Indians must take note of this and never forget. It has been seen that, in the rush to ‘improve’ relations, or overtaken by a flush of goodwill, countless such crimes have been forgotten in the past. The brutalities inflicted on Hindus, Sikhs and other minorities at the time of Partition were quickly forgotten, to the extent that it was considered inappropriate even to record or commemorate them in one way or another. Only a passing mention was made of them in the history books – probably a single incident like the Jalianwala Bagh firing has taken up more space. It is only recently that efforts were made to establish a Partition Museum in Amritsar, which was inaugurated by the Punjab CM Amarinder Singh in 2017. It was an extreme of political correctness that this sub-continental version of the Holocaust was sought to be papered over. It is only natural that India remains vulnerable to fake overtures of ‘bhaichara’ from across the border.

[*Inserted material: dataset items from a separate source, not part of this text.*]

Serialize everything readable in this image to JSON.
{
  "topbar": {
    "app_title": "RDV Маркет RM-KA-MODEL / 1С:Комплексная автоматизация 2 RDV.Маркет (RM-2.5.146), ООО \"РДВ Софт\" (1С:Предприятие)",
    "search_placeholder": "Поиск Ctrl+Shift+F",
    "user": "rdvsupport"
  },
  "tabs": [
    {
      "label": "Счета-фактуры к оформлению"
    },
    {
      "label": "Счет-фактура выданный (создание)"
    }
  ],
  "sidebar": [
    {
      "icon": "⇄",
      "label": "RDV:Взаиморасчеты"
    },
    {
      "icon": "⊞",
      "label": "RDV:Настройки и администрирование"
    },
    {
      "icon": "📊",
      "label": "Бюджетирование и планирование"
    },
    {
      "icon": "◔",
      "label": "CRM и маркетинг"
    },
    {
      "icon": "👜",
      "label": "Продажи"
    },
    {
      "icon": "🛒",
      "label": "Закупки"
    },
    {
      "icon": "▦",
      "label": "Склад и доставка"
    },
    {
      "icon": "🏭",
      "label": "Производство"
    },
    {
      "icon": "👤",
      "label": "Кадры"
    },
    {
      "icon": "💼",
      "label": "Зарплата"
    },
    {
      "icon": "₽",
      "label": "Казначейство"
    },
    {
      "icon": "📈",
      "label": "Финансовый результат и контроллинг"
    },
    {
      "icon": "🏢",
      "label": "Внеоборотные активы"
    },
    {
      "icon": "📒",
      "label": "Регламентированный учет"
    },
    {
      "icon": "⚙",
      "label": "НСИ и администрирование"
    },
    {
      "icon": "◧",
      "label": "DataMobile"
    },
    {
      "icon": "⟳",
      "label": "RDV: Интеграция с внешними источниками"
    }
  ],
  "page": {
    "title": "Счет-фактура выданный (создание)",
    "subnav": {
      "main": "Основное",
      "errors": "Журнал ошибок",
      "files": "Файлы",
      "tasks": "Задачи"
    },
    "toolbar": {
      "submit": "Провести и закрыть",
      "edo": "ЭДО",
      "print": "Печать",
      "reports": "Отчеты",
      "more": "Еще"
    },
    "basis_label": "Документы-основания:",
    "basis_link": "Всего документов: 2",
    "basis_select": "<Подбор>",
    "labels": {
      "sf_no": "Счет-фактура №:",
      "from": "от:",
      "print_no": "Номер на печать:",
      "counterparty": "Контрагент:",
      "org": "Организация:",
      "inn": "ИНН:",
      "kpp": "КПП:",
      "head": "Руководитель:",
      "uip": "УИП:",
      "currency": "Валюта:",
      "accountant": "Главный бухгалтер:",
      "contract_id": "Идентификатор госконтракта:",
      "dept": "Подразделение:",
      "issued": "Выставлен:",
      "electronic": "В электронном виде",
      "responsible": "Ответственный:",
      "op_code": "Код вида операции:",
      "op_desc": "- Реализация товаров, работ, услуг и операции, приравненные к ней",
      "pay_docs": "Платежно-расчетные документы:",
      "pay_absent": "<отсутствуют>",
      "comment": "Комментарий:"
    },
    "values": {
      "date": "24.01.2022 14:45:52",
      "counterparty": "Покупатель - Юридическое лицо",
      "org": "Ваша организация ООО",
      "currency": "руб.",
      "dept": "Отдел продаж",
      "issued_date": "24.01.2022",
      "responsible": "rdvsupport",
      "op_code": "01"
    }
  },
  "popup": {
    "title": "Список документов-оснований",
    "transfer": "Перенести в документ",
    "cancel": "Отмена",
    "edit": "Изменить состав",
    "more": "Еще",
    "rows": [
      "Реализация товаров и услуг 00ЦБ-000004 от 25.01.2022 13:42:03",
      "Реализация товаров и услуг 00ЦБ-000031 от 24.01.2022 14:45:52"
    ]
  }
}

Another mistake was made in failing to hold Pakistan accountable for its inhuman behaviour when around two hundred Pakistani Army war criminals were identified for the brutalities inflicted by them during the Bangladesh War of Liberation, but were repatriated home by India. Bangladesh has not forgotten and, to this day, continues to punish those from among its own population who committed these misdeeds. It is no surprise, therefore, that Pakistan has continued with terrorist attacks over the decades and provides sanctuary to identified terrorists. It is only of late that India has hardened its stand a bit, but delivery on the ground has still fallen short. One needs only to consider the policy of Israel towards those who kill its citizens to know what the gold standard is in such matters. India should not set itself up any longer as a soft state, but that is only possible if the people become aware of the kind of adversary they are dealing with.